Die Wahl der Weiterbildung ist ein wichtiges Thema. Warum sollte man Ihrer Meinung nach in die Pathologie gehen?
Das Wichtigste ist, Spaß an Rätseln zu haben. Wir sind Krankheitsversteher, die sich mit allen Körperregionen beschäftigen. Wenn man sich nicht auf ein einzelnes Organsystem konzentrieren möchte, sondern das gesamte Krankheitsgeschehen im Blick haben will, ist die Pathologie das richtige Fach. Patholog:innen sind vor allem auch die Berater von Ärzt:innen aller anderer Fachrichtungen.
Gibt es Kompetenzen, die in Ihrem Berufsfeld besonders wichtig sind?
Auch wenn Sie es nicht glauben wollen, aber als Patholog:in ist es besonders wichtig, gut zu kommunizieren. Zum Beispiel sind wir fester Bestandteil sämtlicher Tumorbesprechungen von onkologischen Patient:innen und hier Wegweiser in der Therapie. Hier ist gute Kommunikation das A und O. Es hilft natürlich auch, wenn ein bisschen Talent für Mustererkennung vorhanden ist.
Wie stark schätzen Sie den Nachwuchsbedarf in dem Fachgebiet ein?

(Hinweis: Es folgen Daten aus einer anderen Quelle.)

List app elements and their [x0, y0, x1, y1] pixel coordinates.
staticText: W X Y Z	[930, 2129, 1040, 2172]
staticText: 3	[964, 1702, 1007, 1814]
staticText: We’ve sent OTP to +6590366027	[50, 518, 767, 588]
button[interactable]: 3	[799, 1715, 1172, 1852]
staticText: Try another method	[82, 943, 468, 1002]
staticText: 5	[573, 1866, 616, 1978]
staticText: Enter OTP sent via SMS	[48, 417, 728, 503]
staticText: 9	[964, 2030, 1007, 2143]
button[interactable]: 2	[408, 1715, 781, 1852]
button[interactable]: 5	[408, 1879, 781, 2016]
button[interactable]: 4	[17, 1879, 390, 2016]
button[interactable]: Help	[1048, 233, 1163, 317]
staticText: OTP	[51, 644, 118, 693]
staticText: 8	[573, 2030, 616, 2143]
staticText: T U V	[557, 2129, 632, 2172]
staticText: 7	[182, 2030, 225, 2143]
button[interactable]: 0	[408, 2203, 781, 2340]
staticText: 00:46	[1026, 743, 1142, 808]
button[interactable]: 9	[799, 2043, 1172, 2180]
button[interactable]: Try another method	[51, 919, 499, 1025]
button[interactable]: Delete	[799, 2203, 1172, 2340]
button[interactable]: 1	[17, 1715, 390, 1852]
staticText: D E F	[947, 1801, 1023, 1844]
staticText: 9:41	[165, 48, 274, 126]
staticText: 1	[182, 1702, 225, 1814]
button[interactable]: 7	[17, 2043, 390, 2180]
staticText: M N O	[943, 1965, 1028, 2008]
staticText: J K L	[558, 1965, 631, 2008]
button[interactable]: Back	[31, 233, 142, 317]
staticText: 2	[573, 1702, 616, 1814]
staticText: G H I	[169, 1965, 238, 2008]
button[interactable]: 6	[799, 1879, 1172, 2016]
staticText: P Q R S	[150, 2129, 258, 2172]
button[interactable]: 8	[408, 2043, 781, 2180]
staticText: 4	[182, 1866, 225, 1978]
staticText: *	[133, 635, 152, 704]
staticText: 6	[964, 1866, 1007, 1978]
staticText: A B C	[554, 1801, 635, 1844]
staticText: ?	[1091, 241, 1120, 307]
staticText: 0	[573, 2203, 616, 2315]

Jetzt und für die kommenden Jahre haben wir einen hohen Nachwuchsbedarf. Die Pathologie ist ein Fachgebiet, in dem die Aufgaben in Zukunft eher mehr als weniger werden. Beispielsweise werden Krebstherapien immer präziser und personalisierter und auf den einzelnen Patient:innen zugeschnitten. Das erfordert auch eine aufwändigere Diagnostik von Seiten der Pathologie. Und ohne Präzisionspathologie gibt es keine Präzisionsmedizin.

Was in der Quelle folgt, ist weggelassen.